In Studien werden derzeit verschiedene Ansätze untersucht:
- Protein-/Peptid-basierte Impfungen
In diesem Fall dienen geeignete Krebsproteine oder kleinere Abschnitte (Peptide) als maßgebliche Erkennungsstruktur. Meist werden verschiedene Proteinstrukturen in einem Impfstoff kombiniert. Diese werden dann aufbereitet verabreicht. - DNA- oder RNA-basierte Impfungen
Statt des Proteins selbst kann man einer Patientin oder einem Patienten auch seine Bauanleitung verabreichen. Diese wird in unseren Zellen automatisch abgelesen und das Protein daraufhin hergestellt. So wird das Immunsystem damit konfrontiert. Für diese Art Impfungen laufen derzeit klinische Prüfungen. Als Bauanleitung kann DNA oder mRNA dienen. So funktioniert die mRNA-Impfung - Dendritische Zell-Therapie
Dendritische Zellen sind Teil des Immunsystems. Sie lassen sich aus einer Blutprobe gewinnen, im Labor vermehren und – mit der Erkennungsstruktur des Tumors beladen – an die Erkrankten zurückgeben. Das aktiviert die T-Zellen im Körper (siehe Infobox). - Adoptiver T-Zell-Transfer (T-Zell-Therapie)

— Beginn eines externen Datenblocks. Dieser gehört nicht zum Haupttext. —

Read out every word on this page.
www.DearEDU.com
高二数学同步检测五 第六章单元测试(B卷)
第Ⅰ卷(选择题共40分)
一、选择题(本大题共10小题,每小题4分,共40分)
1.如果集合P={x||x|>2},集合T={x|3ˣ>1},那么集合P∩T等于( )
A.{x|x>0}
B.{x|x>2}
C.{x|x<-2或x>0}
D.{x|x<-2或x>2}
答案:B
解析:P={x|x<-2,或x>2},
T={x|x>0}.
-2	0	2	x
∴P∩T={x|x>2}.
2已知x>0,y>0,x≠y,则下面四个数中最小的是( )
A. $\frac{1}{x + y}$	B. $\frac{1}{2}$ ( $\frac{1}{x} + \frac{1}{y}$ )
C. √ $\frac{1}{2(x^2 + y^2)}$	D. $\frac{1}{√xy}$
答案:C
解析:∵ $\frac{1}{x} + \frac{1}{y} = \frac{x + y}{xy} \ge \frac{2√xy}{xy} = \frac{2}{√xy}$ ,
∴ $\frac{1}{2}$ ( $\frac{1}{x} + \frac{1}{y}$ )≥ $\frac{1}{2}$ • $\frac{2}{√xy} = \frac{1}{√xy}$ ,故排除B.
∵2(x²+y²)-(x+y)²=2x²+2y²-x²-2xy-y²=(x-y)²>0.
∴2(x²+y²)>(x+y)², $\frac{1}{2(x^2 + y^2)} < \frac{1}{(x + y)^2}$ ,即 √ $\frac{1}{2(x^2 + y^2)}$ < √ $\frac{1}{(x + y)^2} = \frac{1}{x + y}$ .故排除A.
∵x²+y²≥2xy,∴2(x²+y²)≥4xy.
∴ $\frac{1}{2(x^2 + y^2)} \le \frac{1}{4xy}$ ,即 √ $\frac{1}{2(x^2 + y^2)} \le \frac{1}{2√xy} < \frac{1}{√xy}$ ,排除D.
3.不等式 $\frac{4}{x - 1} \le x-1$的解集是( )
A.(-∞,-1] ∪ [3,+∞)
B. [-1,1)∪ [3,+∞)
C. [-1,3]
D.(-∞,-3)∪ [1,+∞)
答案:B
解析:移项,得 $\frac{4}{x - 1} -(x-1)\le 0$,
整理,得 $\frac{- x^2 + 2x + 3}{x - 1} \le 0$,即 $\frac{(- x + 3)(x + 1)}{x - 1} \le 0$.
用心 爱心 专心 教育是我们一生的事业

Das Behandlungsteam entnimmt den Erkrankten T-Zellen. Anschließend kommen diese außerhalb des Körpers mit dem Antigen in Kontakt und werden so aktiviert und vermehrt. Die so auf die Tumorzellen abgerichteten T-Zellen sind effektive Killer und können die Tumorzellen direkt angreifen, sobald sie der oder dem Erkrankten zurückgegeben werden. - CAR-T-Zelltherapie
Eine sehr innovative Möglichkeit des therapeutischen Impfens ist die CAR-T-Zelltherapie. Dabei werden Erkrankten T-Zellen, eine Form von weißen Blutzellen, entnommen und im Labor auf die Erkennungsstruktur der individuellen Krebszellen „abgerichtet“. Mit gentechnischen Methoden wird eine Andockstelle (der „Chimeric Antigen Receptor“, kurz: CAR), die genau an die Erkennungsstruktur der Krebszellen passt, künstlich hergestellt und in die T-Zellen integriert. Diese werden nun CAR-T-Zellen genannt und sind nun zu Spürnasen für Krebszellen geworden. Ärztinnen und Ärzte geben sie dem Betroffenen per Infusion zurück, damit sie sich in dessen Körper weiter vermehren und die Tumorzellen bekämpfen.
Gefahr von unerwünschten Immunreaktionen
Bei therapeutischen Eingriffen in das Immunsystem besteht immer auch die Gefahr, dass dieses überschießt und gesunde Zellen attackiert. Dann kann es zu lebensbedrohlichen Zuständen kommen, die sofort behandelt werden müssen. Daher dürfen beispielsweise CAR-T-Zelltherapien nur Zentren durchführen, die im Umgang mit Nebenwirkungen von zellulären Immuntherapien erfahren sind und direkten Zugang zur Intensivstation vorweisen.
Die CAR-T-Zelltherapie ist ein großer Hoffnungsträger der Krebsforschung und soll künftig noch für andere hämatologische Krebsarten, aber auch solide Tumoren entwickelt und erprobt werden.
Auch eine personalisierte Diagnose ist notwendig
In bisherigen Studien zeigte sich, dass nicht alle Patientinnen und Patienten gleichermaßen von den immuntherapeutischen Behandlungen profitieren. Daher wollen Wissenschaftlerinnen und Wissenschaftler im Sinne der personalisierten Krebsmedizin Tests entwickeln, um Betroffene vorab herauszufiltern, die auf eine Impfbehandlung wahrscheinlich anschlagen.